Many years after that night on the beach, I began to practice Tibetan Buddhist shamatha meditation and I experienced an enormous breakthrough. For years I had been struggling to complete my novel, Longing. I had written four drafts, but they were brittle. I could not get beneath the surface. After a few weeks—or perhaps months—of focused shamatha practice, I was able to get beneath that frozen surface. Heart and insight began to expand and soften. I threw out the first four drafts and the fifth became meaty, fluid, and real. It would take four more rewrites to get Longing into its final form, but the fact that meditation practice gave such power hooked me.
Last summer as I meditated inside the Great Stupa of Dharmakaya at Shambhala Mountain Center, I had a similar kind of illumination. I had been attending a weekthun, a week-long meditation intensive, sleeping at night in a cabin where I snuggled under layers of blankets, absorbing the beauty of the land, the wilderness, the mountains.

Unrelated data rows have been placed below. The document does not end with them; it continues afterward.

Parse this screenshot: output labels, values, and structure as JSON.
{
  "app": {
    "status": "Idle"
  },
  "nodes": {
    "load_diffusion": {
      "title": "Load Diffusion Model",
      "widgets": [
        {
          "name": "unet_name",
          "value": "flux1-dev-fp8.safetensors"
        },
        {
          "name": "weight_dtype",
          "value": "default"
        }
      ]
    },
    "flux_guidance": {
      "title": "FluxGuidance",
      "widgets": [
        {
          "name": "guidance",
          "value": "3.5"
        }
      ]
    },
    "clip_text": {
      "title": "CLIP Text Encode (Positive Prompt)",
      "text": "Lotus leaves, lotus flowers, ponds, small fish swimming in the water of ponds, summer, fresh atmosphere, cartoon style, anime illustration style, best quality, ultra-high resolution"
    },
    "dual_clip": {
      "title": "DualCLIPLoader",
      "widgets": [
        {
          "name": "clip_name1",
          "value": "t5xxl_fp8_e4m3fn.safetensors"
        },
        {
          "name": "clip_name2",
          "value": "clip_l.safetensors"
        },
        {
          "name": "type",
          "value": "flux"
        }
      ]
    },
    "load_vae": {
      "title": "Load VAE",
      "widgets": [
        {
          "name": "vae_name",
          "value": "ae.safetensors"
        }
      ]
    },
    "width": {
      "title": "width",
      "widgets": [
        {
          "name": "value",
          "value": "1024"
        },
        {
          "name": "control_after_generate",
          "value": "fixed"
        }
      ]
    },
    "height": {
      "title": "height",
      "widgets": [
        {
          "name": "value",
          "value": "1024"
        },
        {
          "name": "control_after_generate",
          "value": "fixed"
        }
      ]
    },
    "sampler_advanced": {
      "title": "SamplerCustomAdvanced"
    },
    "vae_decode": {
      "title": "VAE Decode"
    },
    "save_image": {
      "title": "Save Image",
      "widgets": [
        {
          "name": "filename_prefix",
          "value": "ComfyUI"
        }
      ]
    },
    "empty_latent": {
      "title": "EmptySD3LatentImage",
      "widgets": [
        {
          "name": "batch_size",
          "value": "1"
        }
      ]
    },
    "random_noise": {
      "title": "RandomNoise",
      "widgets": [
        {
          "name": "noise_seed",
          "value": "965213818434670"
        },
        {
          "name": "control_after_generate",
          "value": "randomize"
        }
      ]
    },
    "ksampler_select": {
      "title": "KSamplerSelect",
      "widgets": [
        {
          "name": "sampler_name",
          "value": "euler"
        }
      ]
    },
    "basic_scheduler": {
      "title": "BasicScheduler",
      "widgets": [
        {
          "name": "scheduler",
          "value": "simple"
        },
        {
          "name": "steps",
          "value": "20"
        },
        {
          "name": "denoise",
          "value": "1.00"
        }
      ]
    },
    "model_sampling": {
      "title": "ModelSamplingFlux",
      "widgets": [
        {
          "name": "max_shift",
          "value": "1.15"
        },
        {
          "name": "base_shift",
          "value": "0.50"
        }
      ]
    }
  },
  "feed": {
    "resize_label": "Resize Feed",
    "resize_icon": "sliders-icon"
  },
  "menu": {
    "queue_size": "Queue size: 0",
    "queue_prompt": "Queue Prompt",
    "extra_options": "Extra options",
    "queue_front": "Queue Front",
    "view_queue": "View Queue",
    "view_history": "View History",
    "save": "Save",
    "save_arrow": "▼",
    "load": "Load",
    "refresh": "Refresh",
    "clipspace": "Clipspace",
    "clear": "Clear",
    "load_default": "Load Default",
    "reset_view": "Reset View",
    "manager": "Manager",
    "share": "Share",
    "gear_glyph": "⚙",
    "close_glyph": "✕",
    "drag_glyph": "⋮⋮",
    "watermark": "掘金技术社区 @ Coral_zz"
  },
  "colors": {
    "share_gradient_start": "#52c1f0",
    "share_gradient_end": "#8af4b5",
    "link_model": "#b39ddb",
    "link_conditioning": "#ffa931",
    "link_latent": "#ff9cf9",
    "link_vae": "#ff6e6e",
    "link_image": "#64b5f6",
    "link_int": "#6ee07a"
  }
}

All this had prepared me for the Stupa, which emanates a feeling of tremendous brilliance and purity.
As I meditated there, my mind—often cluttered, anxious, and diffuse in daily life—seemed to transform in an alchemical way. Ideas became objects I could shift and maneuver inside the luminous space of my mind. Thoughts were clear and visualizations were lucid. Words, visual art, music, life changing decisions, all could flow more easily in this state.
For me, there is a connection between that moonlit night on the beach, meditation practice, and the illuminating experience within the Stupa. While the dance and the Stupa experience were brief, they fostered creativity that came from a deeper source in which body, mind, and spirit are connected. Regular meditation practice is far more gradual in its effects, like burning a log after the fire has been lit. That dance on the beach in Mexico and meditating in the Stupa were the matches, while my regular meditation practice sustains my writing like the burning log sustains the fire.